Suara Iida menyentak mereka berdua. Kini berpaling pada tiga teman yang tampak kebingungan. Ralat, dua teman. Shinsou hanya tampak lelah.

"Kalian tahu..." Shinsou berjalan ke Izuku. Menepuk pundaknya. "Pada titik ini, aku yakin sifat kalian ini tidak bisa disebut waras."

Izuku terkikik. "Percayalah, kami tahu itu."

"A-apa yang—" Todoroki masih tampak terguncang. Mata lekat pada tempat monster tadi jatuh.

"Kalian mengalahkan makhluk itu dengan sangat cepat."

"Sudah kubilang, kami di sini bukan untuk pertunjukkan." Dorothea menyilangkan tangan. "Kami menghadapi masalah dengan ringkas dan efektif. Lebih cepat lebih baik."

"Kami?" Iida membeo. "Siapa 'kami'? Kau dan Izuku?"

Dorothea, Izuku, dan Shinsou saling lirik. Seperti berkomunikasi dalam diam. Ketiganya tampak ragu. Sementara Todoroki dan Iida tampak bingung dan tersesat.

"Well." Dorothea menggaruk kepala. "'Kami' itu—"

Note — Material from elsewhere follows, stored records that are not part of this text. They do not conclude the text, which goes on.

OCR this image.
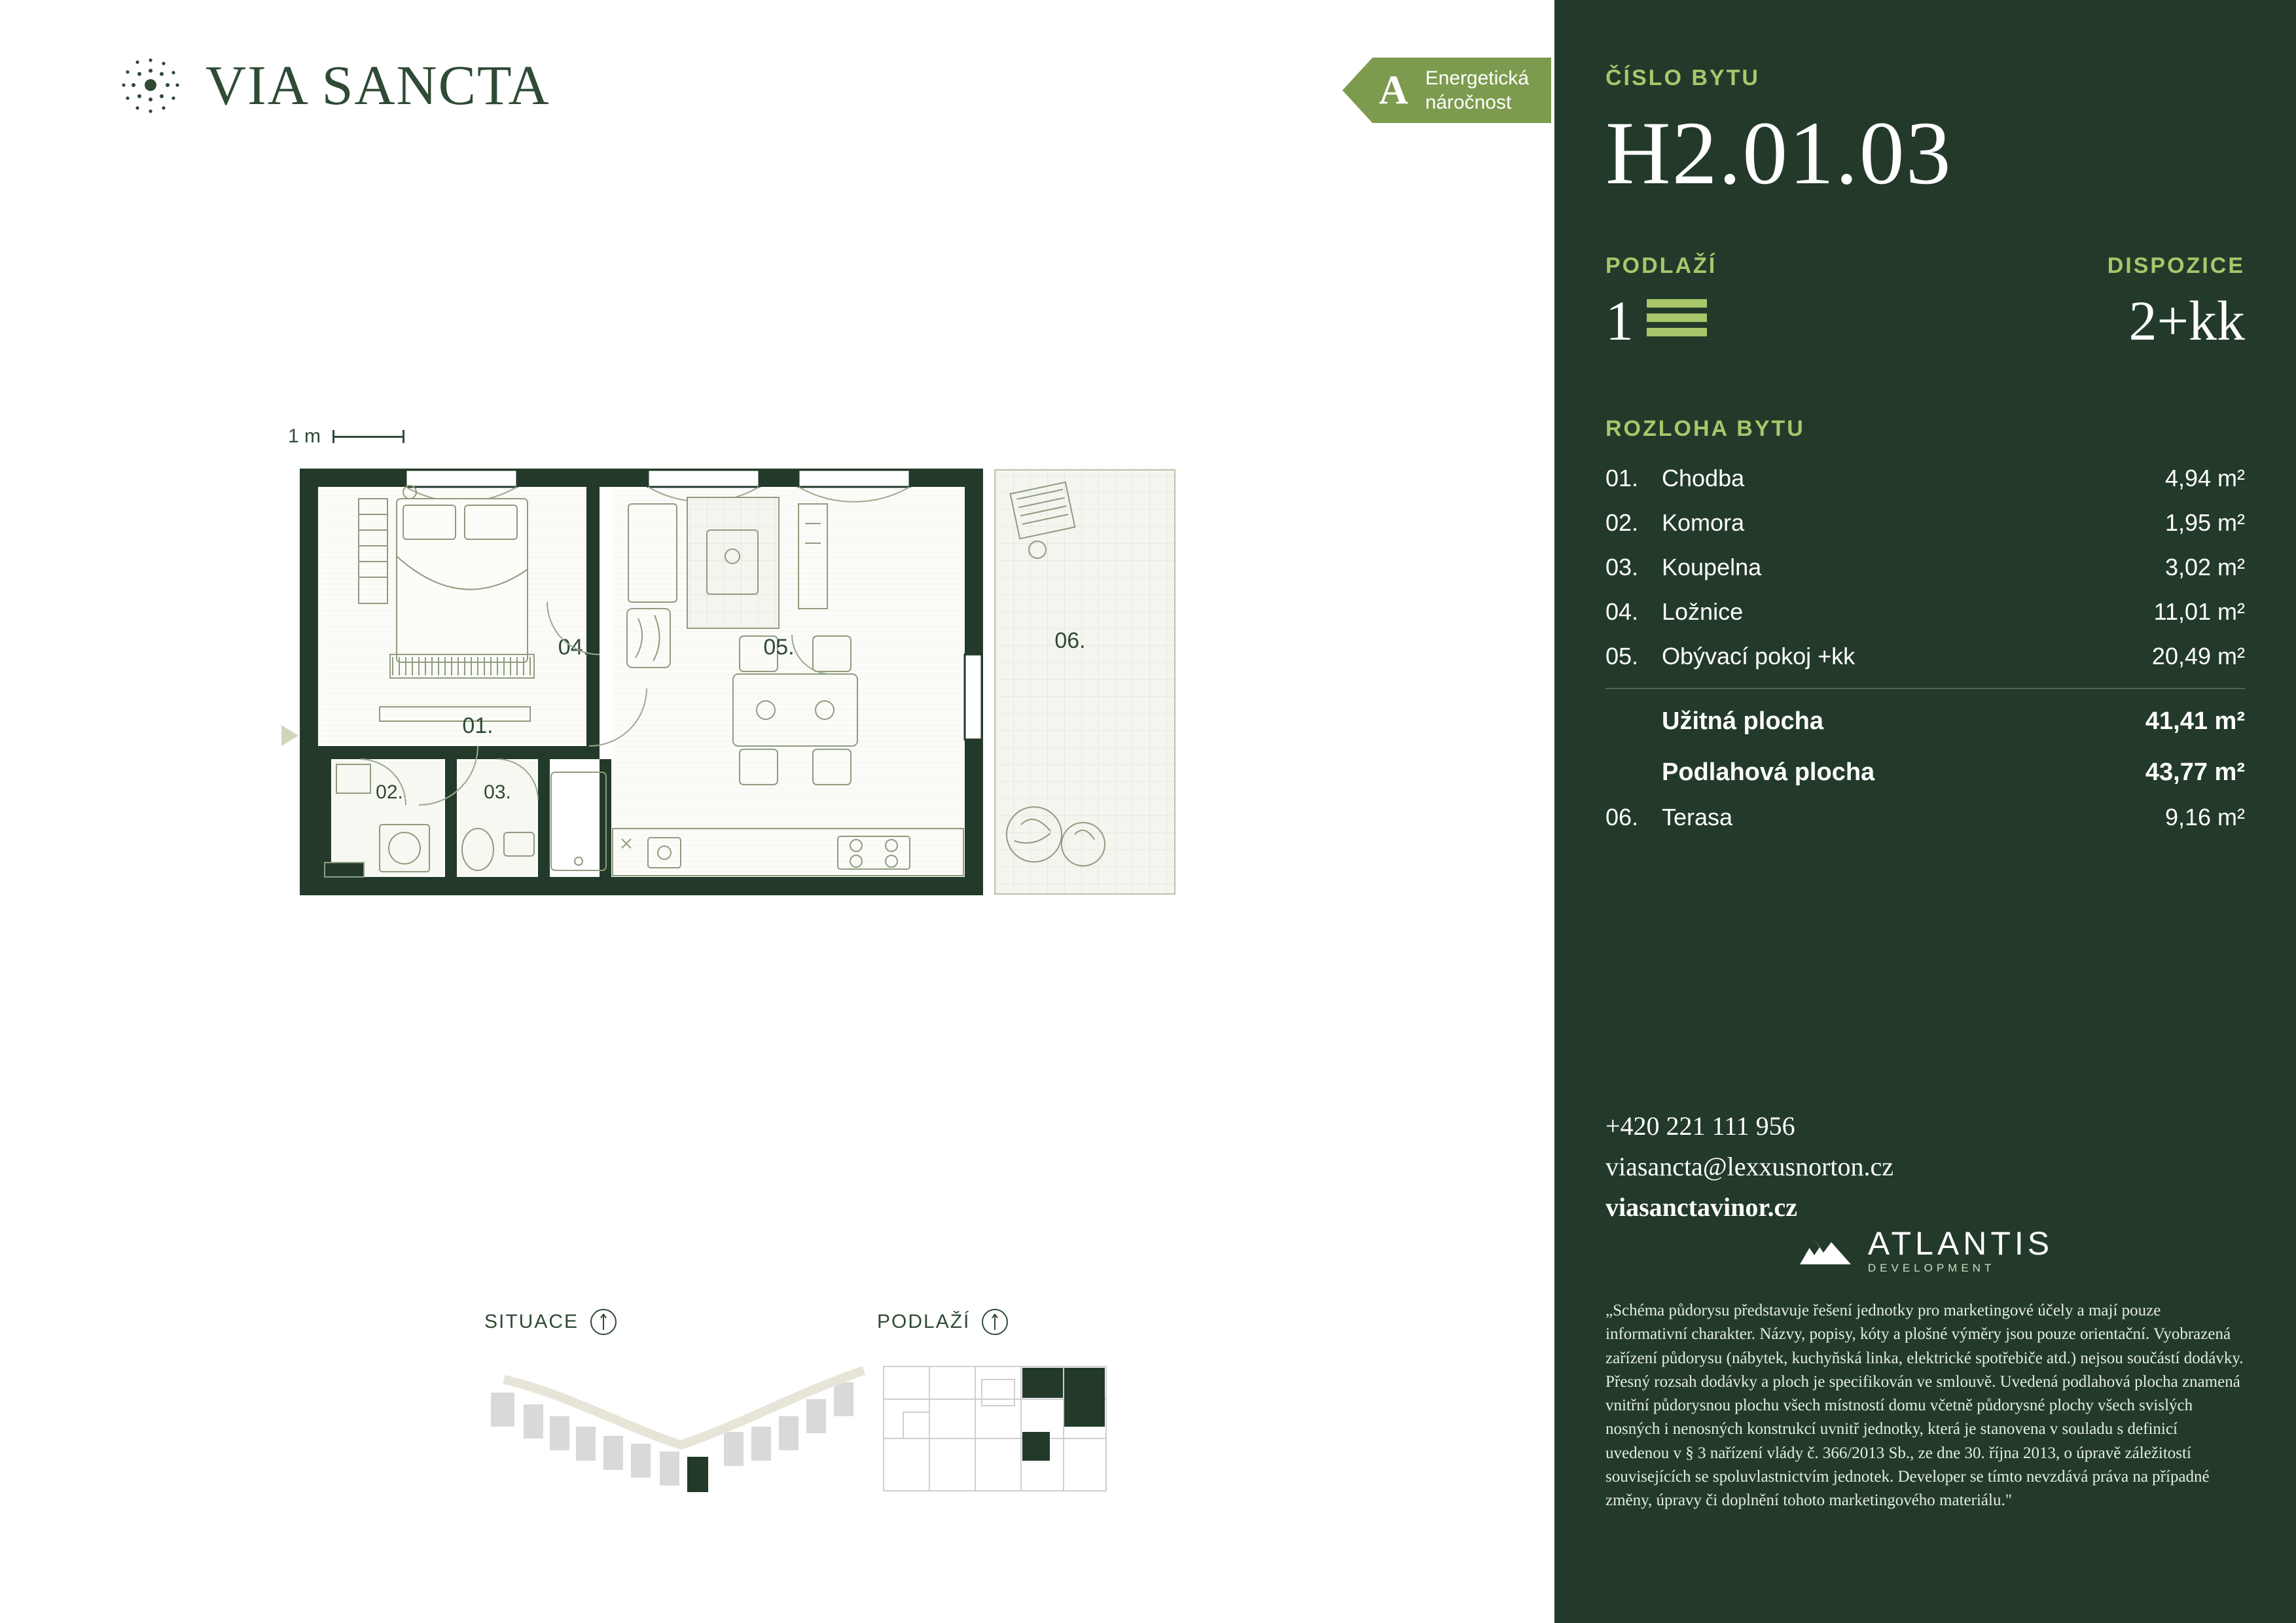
VIA SANCTA	A Energetická
náročnost
1 m
06.
04.	05.
01.
02.	03.
SITUACE	PODLAŽÍ
ČÍSLO BYTU
H2.01.03
PODLAŽÍ
1
DISPOZICE
2+kk
ROZLOHA BYTU
01.	Chodba	4,94 m²
02.	Komora	1,95 m²
03.	Koupelna	3,02 m²
04.	Ložnice	11,01 m²
05.	Obývací pokoj +kk	20,49 m²

	Užitná plocha	41,41 m²
	Podlahová plocha	43,77 m²
06.	Terasa	9,16 m²
+420 221 111 956
viasancta@lexxusnorton.cz
viasanctavinor.cz
ATLANTIS
DEVELOPMENT
„Schéma půdorysu představuje řešení jednotky pro marketingové účely a mají pouze informativní charakter. Názvy, popisy, kóty a plošné výměry jsou pouze orientační. Vyobrazená zařízení půdorysu (nábytek, kuchyňská linka, elektrické spotřebiče atd.) nejsou součástí dodávky. Přesný rozsah dodávky a ploch je specifikován ve smlouvě. Uvedená podlahová plocha znamená vnitřní půdorysnou plochu všech místností domu včetně půdorysné plochy všech svislých nosných i nenosných konstrukcí uvnitř jednotky, která je stanovena v souladu s definicí uvedenou v § 3 nařízení vlády č. 366/2013 Sb., ze dne 30. října 2013, o úpravě záležitostí souvisejících se spoluvlastnictvím jednotek. Developer se tímto nevzdává práva na případné změny, úpravy či doplnění tohoto marketingového materiálu."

"Apa yang terjadi di sini?!"

Suara baru membuat mereka semua menoleh. Melihat tiga pendatang yang mendekat. Dua memasang wajah heran dan khawatir. Satu tersenyum lebar.

Yang tersenyum tentu Monika. Nikky mengikuti di sebelahnya. Sementara, di belakang mereka—

"Aizawa-sensei?" gumam Todoroki.

Guru itu mendesah panjang. Mengurut kening dengan jari jempol dan telunjuk. Wajah tegas ketika memandang siswa-siswa U.A. di depannya.

"Sebaiknya seseorang menjelaskan semua ini."

Anak-anak itu meringis.

Mereka sepertinya dalam masalah.

***

A.N. :
Aaaaa... maaf sudah menunggu lama :"(

Banyak hal terjadi akhir-akhir ini. Aku jadi tidak bisa up cepat. Sekali lagi. Aku minta maaf!

Seperti biasa,

Thank u for reading! :D

Oh, sedikit bonus... aku banyak melihat orang membuat gambar seperti ini dengan OC mereka. Jadi, aku ikutan hehehe

Btw, lambang di penghapus Tanaka itu referensi ke 'SCP field codes' (mengingat inspirasi Children of Earth) yang berarti 'alternate reality entered'.

Saat membuat tiga ini, aku berusaha membuat pose mereka dinamik. Bosan melihat diri sendiri menggambar OC yang berdiri anteng, hehehe.

As always, author bukan artist, maafkan gambar saya yang burik :")

Anyway, ini pertama kalinya aku memberi gambar Tanaka dan Hikaru, heh? Sayang sekali mereka akan tidak banyak muncul di Interweave. Karena aku ingin lebih fokus dan bersenang-senang dengan canon di sini. Kalau mereka masuk, aku takut kesannya memaksa. Sorry, you two. I still very much love them tho!